One in three Wonga staff to get the boot
CONTROVERSIAL payday lender Wonga yesterday said it expected to cut loose 325 employees supporting its UK consumer business in a widespread restructuring and cost reduction programme.
The staff cull would equate to over a third of the company’s 950-strong workforce, and represents half of its 650 employees dedicated to its UK consumer business. The redundancies will mostly come from teams supporting UK business from London, Dublin, Cape Town and Tel Aviv. As part of the restructuring, the company also confirmed the sale its small business lending arm, Everline, to SME-focused lending firm Orange Money.

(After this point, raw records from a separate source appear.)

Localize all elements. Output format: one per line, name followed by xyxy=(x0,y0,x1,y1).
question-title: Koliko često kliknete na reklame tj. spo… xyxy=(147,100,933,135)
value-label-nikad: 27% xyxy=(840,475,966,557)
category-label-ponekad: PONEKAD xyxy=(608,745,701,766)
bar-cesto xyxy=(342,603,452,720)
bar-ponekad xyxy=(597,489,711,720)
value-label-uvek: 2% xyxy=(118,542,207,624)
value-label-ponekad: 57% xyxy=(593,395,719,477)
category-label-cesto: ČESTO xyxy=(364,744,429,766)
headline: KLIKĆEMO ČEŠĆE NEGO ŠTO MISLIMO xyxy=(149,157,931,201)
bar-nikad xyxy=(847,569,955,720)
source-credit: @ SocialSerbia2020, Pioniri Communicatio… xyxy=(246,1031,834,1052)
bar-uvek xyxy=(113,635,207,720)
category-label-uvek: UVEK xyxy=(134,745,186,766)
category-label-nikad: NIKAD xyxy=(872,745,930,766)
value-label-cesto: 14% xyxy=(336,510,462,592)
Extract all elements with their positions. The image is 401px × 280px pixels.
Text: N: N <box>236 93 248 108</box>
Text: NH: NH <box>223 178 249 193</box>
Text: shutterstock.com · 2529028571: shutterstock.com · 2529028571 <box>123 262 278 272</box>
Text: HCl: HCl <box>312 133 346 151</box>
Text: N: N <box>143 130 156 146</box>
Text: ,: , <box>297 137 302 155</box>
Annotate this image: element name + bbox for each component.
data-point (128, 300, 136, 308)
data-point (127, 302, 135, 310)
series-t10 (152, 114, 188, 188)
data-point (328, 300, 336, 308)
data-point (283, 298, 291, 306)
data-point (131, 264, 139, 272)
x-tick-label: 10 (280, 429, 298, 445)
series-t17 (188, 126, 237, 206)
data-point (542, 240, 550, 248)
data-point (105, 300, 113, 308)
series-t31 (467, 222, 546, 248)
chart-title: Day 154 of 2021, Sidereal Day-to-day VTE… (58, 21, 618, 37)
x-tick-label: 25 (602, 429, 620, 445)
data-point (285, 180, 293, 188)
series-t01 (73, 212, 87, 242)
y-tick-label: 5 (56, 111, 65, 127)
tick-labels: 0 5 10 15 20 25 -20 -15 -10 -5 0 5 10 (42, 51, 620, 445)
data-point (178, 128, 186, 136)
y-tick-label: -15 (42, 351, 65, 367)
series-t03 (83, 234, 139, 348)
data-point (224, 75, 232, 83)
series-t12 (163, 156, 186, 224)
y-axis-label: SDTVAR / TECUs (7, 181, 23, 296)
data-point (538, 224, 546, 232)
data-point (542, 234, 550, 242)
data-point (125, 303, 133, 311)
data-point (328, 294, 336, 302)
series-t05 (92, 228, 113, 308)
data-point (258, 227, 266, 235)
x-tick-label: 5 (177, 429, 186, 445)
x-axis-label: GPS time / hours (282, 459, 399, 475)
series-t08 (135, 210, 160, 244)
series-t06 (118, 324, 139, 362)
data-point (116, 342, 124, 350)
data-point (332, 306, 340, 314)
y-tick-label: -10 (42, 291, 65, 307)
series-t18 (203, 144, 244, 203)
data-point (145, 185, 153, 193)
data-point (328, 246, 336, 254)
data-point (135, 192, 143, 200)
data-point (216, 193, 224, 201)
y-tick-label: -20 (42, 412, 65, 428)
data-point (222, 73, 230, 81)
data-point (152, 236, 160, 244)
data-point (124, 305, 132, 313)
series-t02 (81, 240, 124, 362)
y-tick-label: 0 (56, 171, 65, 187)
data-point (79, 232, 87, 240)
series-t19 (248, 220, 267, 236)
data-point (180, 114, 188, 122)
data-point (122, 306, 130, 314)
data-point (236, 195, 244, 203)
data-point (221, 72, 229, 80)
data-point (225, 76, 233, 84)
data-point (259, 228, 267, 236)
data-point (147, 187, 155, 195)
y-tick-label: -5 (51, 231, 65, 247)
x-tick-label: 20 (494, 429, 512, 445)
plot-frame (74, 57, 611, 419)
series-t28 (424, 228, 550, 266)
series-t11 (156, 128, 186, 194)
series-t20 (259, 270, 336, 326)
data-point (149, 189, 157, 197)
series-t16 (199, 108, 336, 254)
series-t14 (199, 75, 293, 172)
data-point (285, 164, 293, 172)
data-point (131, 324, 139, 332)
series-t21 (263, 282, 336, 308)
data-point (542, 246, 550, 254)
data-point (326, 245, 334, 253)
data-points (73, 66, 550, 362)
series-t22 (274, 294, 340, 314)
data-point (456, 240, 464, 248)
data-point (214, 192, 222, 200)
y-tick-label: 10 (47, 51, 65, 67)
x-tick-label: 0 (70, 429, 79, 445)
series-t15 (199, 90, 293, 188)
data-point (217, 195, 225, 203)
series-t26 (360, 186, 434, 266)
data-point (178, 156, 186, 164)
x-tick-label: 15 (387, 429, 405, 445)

The announcement comes as Wonga looks to evolve its business model to respond to a rapidly changing landscape in the short-term credit market, which has felt the heat from regulators increasingly in recent months.
On his appointment as chairman last year, Andy Haste said the group would become smaller and less profitable in the near-term as it introduced changes to ensure responsible lending.
Commenting on today’s announcement, Haste said: “Our focus is on creating a business that meets the demand for short-term credit sustainably and responsibly, resulting in good customer outcomes. We’ve already made significant changes, including appointing a new leadership team, implementing a new risk decision engine and tightening our lending criteria.
“However, Wonga can no longer sustain its high cost base which must be significantly reduced to reflect our evolving business and market. Regrettably, this means we’ve had to take tough but necessary decisions about the size of our workforce.”
Wonga also announced that early-stage investor and former chairman Robin Klein had stepped down from the board after an eight-year spell.